Question

Find the mean, variance, and the standard deviation for the binomial distribution given n = 50 and p = 0.73. Express the mean in tenths like 12.3 and the variance and STD in thousandths.

a) Mean = 36.5, Variance = 9.161, STD = 3.026
b) Mean = 36.5, Variance = 6.255, STD = 2.504
c) Mean = 36.5, Variance = 4.258, STD = 2.064
d) Mean = 40.5, Variance = 5.458, STD = 2.334

Answer 1

The mean, variance, and standard deviation of a binomial distribution can be calculated using the formulas μ = n * p, σ² = n * p * q, and σ = √(Variance).
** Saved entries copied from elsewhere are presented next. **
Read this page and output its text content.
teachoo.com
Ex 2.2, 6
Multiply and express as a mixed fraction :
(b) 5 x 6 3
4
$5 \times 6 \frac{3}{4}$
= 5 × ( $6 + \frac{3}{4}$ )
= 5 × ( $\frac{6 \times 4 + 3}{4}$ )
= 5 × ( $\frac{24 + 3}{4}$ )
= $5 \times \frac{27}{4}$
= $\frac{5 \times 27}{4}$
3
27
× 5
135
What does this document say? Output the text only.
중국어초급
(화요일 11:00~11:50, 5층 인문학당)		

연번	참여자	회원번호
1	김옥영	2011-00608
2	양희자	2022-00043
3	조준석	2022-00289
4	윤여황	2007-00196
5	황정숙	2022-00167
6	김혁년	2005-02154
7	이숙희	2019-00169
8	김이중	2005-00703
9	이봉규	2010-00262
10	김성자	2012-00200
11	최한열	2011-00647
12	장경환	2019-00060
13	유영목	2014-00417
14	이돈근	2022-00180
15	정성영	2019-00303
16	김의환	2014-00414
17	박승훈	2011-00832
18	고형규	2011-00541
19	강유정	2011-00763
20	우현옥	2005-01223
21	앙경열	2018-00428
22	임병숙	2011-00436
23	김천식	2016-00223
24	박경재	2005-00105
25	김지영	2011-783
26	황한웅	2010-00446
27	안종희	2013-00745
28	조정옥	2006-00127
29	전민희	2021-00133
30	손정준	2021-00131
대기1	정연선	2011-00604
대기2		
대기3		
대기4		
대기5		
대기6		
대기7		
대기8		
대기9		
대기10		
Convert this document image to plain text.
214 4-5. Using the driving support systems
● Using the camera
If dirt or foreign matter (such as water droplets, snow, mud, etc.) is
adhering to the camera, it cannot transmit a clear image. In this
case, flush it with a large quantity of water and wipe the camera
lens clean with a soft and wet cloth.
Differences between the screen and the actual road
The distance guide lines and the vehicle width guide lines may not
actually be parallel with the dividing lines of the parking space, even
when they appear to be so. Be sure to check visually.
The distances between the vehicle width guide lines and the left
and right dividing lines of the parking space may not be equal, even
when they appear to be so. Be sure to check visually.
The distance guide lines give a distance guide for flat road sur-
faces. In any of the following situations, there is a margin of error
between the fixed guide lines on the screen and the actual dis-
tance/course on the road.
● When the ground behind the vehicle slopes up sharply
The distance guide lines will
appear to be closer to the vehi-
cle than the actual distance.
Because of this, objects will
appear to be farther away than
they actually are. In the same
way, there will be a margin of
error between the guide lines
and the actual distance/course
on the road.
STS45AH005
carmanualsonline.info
For the given values of n = 50 and p = 0.73, the mean is 36.5, the variance is 9.161, and the standard deviation is 3.026.

Step-by-step explanation:

To find the mean, variance, and standard deviation of a binomial distribution, we use the following formulas:

Mean (μ) = n * p = 50 * 0.73 = 36.5

Variance (σ²) = n * p * q = 50 * 0.73 * 0.27 = 9.161

Standard Deviation (σ) = √(Variance) = √(9.161) ≈ 3.026

Therefore, the correct option is a) Mean = 36.5, Variance = 9.161, Standard Deviation = 3.026.